Tuesday, November 11, 2014

NSEL-FTIL merger proposal- Standards ruptured. How Satyam case is different from FTIL’s.

Appalling ideas wished-for, to further impose on FTIL! Earlier, it was the proposed idea of NSEL-FTIL merger by Forward Markets Commission, which was subsequently ordered by the Ministry of Corporate Affairs (MCA); then taking possession of FTIL management has been on government’s anvil. Now, is it just getting arms over resources or getting the claws into the healthily operational organisation, for which the activism is being sped up?
“The government owes the nation an explanation as to why and on what grounds the Forward Markets Commission (FMC) has been making these proposals to breach FTIL’s limited liability……..”(Source – EconomicTimes, Oct. 28, 2014. Edit, PageNo.16).

Would there be a tenable reasoning to all that the nation is looking up for. Also, suggests the excerpts of the Economic Times’ edit page titled “Who’s Targeting FTILBreaching all Norms?”It reads as –“It is entirely unwarranted to do a Satyam on FTIL, on the pretext of speeding up the process of recovery from the defaulting traders of NSEL.

The government owes the nation an explanation as to why and on what grounds the Forward Markets Commission(FMC)has been making these proposals to breach FTIL’s limited liability when no wrongdoing or improper pecuniary gain has yet been established against its management and when there are clearly identified defaulters who carried out trades with non-existent underlying stocks and whose obligation to pay is beyond dispute? And why have the ministries of law and corporate affairs been indulging in these patently misconceived demands by the FMC?”

As it has been talked on countless forums that the Economic Offences Wing (EOW) has identified and frozen the assets of the defaulters and a panel has been set up by the Bombay High Court for recovery, what’s the panic to merge and take over all about? But what’s more stroppy is that the hounding actions taken on Satyam are being proposed for FTIL.

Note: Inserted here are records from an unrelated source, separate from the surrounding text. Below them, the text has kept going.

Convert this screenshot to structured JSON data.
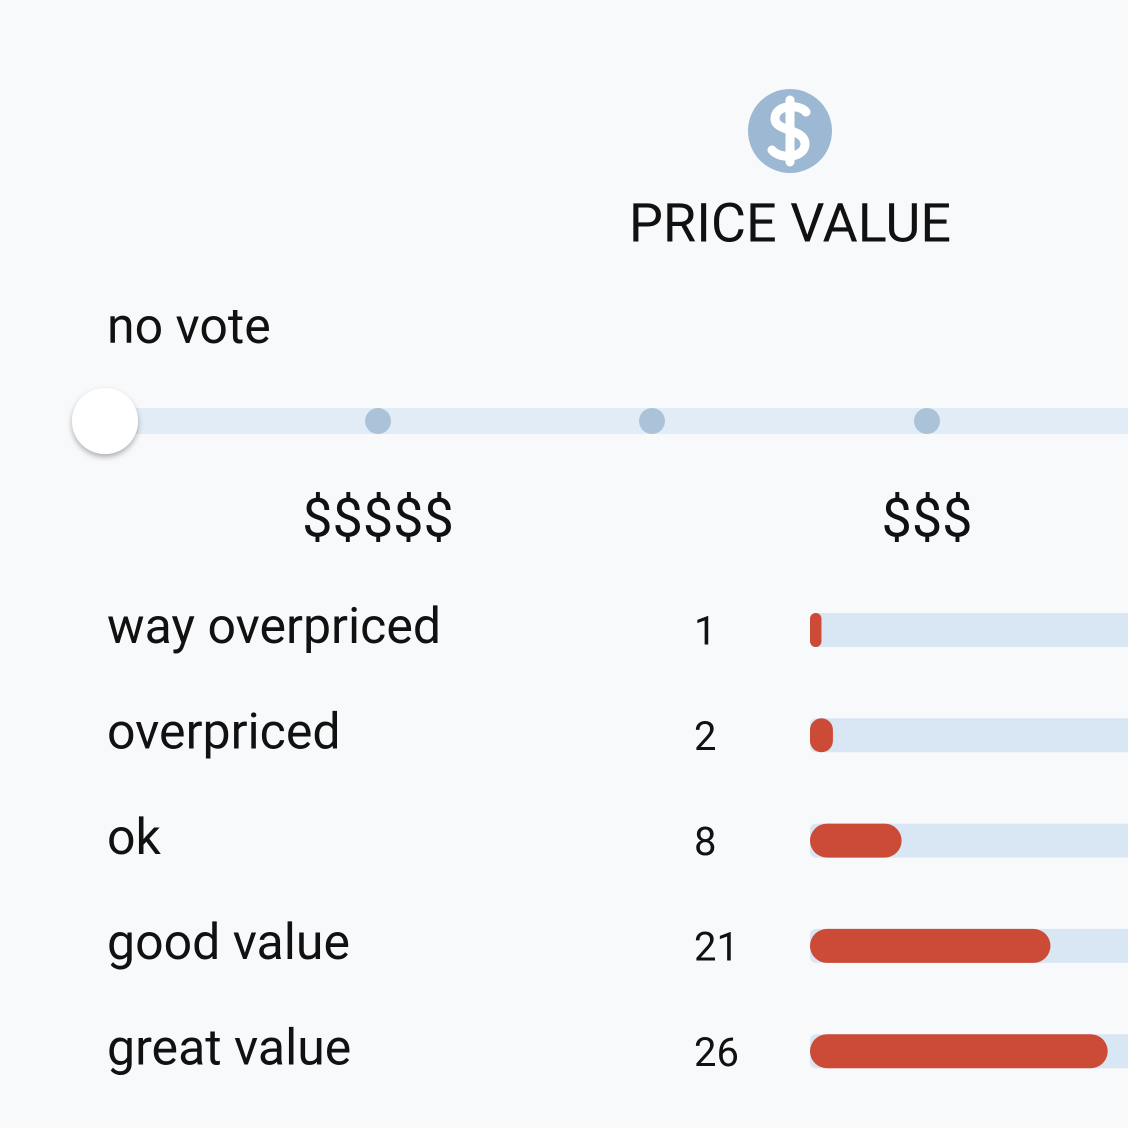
{
  "header": {
    "title": "PRICE VALUE"
  },
  "slider": {
    "value_label": "no vote",
    "stops": [
      "$$$$$",
      "$$$"
    ]
  },
  "votes": [
    {
      "label": "way overpriced",
      "count": 1
    },
    {
      "label": "overpriced",
      "count": 2
    },
    {
      "label": "ok",
      "count": 8
    },
    {
      "label": "good value",
      "count": 21
    },
    {
      "label": "great value",
      "count": 26
    }
  ]
}
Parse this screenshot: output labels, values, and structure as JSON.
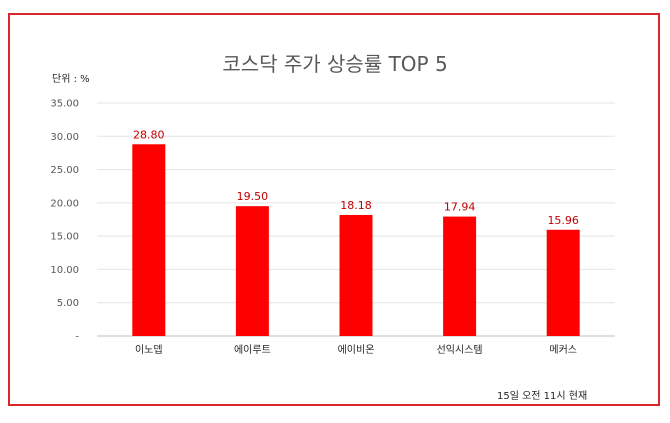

Straightforwardly, these are two diverse gears! There are contrasting events in both the cases, thus no parity can be drawn between the two. FTIL’s case cannot be labelled as a corporate scandal.
Here are some contrasting reasons as to how FTIL’s case is far different from Satyam’s, in detail:
Firstly, in the case of Satyam, the promoter had confessed in writing to the regulator of his wrong-doings, whereas there was vehement and consistent denial by the promoter of FTIL, of any wrong-doings whatsoever. The matter of his culpability is sub-judice. Also, the question whether NSEL itself is liable for the trading losses incurred by the 13,000 clients of the brokers who traded on the NSEL platform for higher returns (“Trading Clients”) is currently sub-judice before the Bombay High Court. Hence, the question of FTIL being held liable through piercing the corporate veil does not arise.

Secondly, Satyam’s promoter confessed siphoning-off the company’s funds to his realty firm Maytas infra. Whereas in the case of FTIL, even after 12 months of investigation byEOW, ED and CBI, not a single paisa of the Trading Clients’ money traced eitherto NSEL, Mr. Jignesh Shah or FTIL. On the contrary, the entire money of the Trading Clients (i.e. Rs. 5,500 Crores) has been traced to 22 Defaulters who used that for repaying loans, working capital requirements, real estate and luxury cars. In fact, 85% of the Trading Clients’ money is with just 7 Defaulters. Both the above aspects confirmed by the Bombay High Court’s Order of 22 August 2014 granting bail to Mr. Jignesh Shah.

Thirdly, Satyams promoter confessed fudging of books of account of Satyam. But in FTILs case, No major irregularities found in the ROCs inspection of FTIL. FTIL audited by one of the Big-4 accounting firms which has not found any irregularities in FTILs accounts so far. Further, no loan defaults by FTIL till date have been found. FTIL was granted licenses to set up exchanges by Indian regulators (such as SEBI, CERC, FMC) and overseas regulators such as Singapore, Dubai, Mauritius, Bahrain etc. after thorough due-diligence and background check of the company and its promoters.

Thus, in the case of Satyam, there was a fraud in the company (i.e. Satyam) itself perpetrated by the promoters who were also in management. Hence, the remedy was to change the management- whereas in the case of FTIL, no fraud has been detected by the courts or investigating agencies. It is a case of payment and settlement defaults at FTILs subsidiary NSEL due to the 22 Defaulters failing to honor their pay-in obligations towards NSEL. Hence, the remedy lies in chasing these Defaulters and ensuring recovery of the Trading Clients monies from them.

In spite of all that, the actions are planned to be cuffed on FTIL. The sanctity of limited liability is expected to hobble with such actions, and it’s been time and again voiced out by numerous media houses. ‘Coming up good times’, as the colloquial more coined now and then - will it see the times when norms and laws are not violated, and also, the rights and ‘limited liability’ privileges of the investors across-the-board are protected, by even-handed outlook.